Sample patterns are preserved
The upstream blacklist contains entries like *sample.srt, *sample.webm,
and *sample.mkv that block files with "sample" in the name regardless of
extension. These are separate string entries from *.srt or *.webm, so
whitelisting the plain extension does not remove the sample-file variant.
Sample files continue to be blocked.
This is almost always the behaviour you want: subtitle files shipped inside a release are kept, but standalone "sample.srt" clutter is still filtered.
The .prev file
blacklist.prev is a plain text snapshot of whatever upstream_new was on
the previous successful run. It has no special format, no metadata, and is
never edited manually. The sync script rewrites it at the end of every run.
It exists purely as the baseline for the local - upstream_prev step in
the three-way merge. Without it, the script could not distinguish "this
entry was in local because upstream had it" from "this entry was in local
because someone added it manually."
If blacklist.prev is missing (first run, or manually deleted), the script
treats the current upstream_new as the baseline. This means manual
additions made before the first sync are lost -- on the first run with a
fresh .prev, add them to whitelist instead (where they will survive)
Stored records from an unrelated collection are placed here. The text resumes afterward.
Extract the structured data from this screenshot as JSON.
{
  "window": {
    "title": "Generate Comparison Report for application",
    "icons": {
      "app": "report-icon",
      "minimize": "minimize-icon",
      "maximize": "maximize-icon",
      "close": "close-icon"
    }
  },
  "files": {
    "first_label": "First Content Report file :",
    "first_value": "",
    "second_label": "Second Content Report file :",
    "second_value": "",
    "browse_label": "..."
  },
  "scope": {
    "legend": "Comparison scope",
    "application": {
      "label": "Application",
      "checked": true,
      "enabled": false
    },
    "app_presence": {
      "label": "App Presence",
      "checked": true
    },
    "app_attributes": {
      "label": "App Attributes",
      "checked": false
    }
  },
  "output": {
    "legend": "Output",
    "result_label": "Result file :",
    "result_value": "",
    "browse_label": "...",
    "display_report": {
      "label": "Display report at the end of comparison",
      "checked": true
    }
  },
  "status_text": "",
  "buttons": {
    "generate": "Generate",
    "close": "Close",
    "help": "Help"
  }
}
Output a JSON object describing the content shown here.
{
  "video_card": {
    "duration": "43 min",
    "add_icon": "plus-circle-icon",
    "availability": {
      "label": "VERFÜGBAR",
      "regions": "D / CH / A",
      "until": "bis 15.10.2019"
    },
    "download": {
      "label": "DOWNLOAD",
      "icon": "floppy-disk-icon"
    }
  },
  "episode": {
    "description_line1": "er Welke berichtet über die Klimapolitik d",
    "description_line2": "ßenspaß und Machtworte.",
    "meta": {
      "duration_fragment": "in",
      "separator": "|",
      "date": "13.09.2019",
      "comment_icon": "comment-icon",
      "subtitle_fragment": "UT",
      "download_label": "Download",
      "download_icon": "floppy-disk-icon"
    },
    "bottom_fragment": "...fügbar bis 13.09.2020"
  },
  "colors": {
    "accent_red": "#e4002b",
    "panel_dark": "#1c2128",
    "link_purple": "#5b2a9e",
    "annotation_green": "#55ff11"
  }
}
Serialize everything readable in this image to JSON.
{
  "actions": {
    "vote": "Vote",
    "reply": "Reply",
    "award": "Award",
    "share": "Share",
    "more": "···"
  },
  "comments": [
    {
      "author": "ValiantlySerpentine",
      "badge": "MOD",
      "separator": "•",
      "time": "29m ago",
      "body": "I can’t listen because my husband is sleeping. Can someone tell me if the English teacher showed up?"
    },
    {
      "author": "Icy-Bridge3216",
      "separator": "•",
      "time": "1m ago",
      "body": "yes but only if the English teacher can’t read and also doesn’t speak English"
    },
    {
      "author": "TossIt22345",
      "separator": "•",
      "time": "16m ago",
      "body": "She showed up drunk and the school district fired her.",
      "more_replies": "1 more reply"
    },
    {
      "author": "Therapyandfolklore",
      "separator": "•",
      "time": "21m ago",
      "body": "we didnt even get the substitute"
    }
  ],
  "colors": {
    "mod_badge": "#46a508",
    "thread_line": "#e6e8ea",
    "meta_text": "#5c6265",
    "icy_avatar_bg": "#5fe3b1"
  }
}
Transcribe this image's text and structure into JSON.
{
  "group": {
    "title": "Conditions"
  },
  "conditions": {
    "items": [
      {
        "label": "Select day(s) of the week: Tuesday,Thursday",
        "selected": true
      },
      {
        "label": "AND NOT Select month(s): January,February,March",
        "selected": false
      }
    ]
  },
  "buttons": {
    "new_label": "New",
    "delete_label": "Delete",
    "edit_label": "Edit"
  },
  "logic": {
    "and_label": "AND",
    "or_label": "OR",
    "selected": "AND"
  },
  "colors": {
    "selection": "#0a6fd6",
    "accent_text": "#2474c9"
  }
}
or add them after the first sync completes.
Edge cases
First run
blacklist.prev does not exist, blacklist may or may not exist.
upstream_prev = upstream_new, so custom = local - upstream_new (anything
in local that is not upstream). After the run, .prev exists and
subsequent runs use the normal path.
Empty or missing whitelist
If whitelist is missing or empty, whitelist = set() and the subtraction
is a no-op. The merge degenerates to a plain upstream sync with local
additions preserved.
Empty or missing blacklist
If blacklist is missing, local = set(), custom = set(), and
result = upstream_new - whitelist. Equivalent to a fresh install.
Upstream removes an entry that is also in the whitelist
Harmless. upstream_new does not contain it, so merged does not contain
it, and the whitelist subtraction removes nothing (the entry was already
absent). The whitelist entry stays as a harmless no-op for future syncs.
An entry appears in both whitelist and blacklist custom additions
You manually added *.foo to blacklist and also added *.foo to
whitelist. The whitelist wins: *.foo is in custom, survives the
union, then gets stripped by the final subtraction. The committed
blacklist will not contain *.foo. The custom entry is effectively
invisible until you remove *.foo from whitelist.
Reporting
Each sync run logs four lines to the workflow output:
[blacklist] Upstream added: [...]
[blacklist] Upstream removed: [...]
[blacklist] Custom preserved: [...]
[blacklist] Whitelist stripped: [...]
These are sorted lists showing exactly what changed. Check the Actions run log after any sync to see what happened, especially if a consumer reports unexpected behaviour.
Full script
import urllib.request
UPSTREAM_URL = "https://raw.githubusercontent.com/Cleanuparr/Cleanuparr/main/blacklist"
BLACKLIST = "blacklist"
BLACKLIST_PREV = "blacklist.prev"
WHITELIST = "whitelist"
def read_lines(path):
try:
with open(path) as f:
return set(line.strip() for line in f if line.strip())
except FileNotFoundError:
return set()
def main():
with urllib.request.urlopen(UPSTREAM_URL) as r:
upstream_new = set(
line.strip() for line in r.read().decode().splitlines() if line.strip()
)
upstream_prev = read_lines(BLACKLIST_PREV)
if not upstream_prev:
upstream_prev = upstream_new.copy()
local = read_lines(BLACKLIST)
whitelist = read_lines(WHITELIST)
custom = local - upstream_prev
merged = upstream_new | custom
result = merged - whitelist
with open(BLACKLIST, "w") as f:
f.write("\n".join(sorted(result)) + "\n")
with open(BLACKLIST_PREV, "w") as f:
f.write("\n".join(sorted(upstream_new)) + "\n")
Logging and the __main__ guard are omitted above for clarity. See
scripts/merge_blocklists.py in the repository for the full source.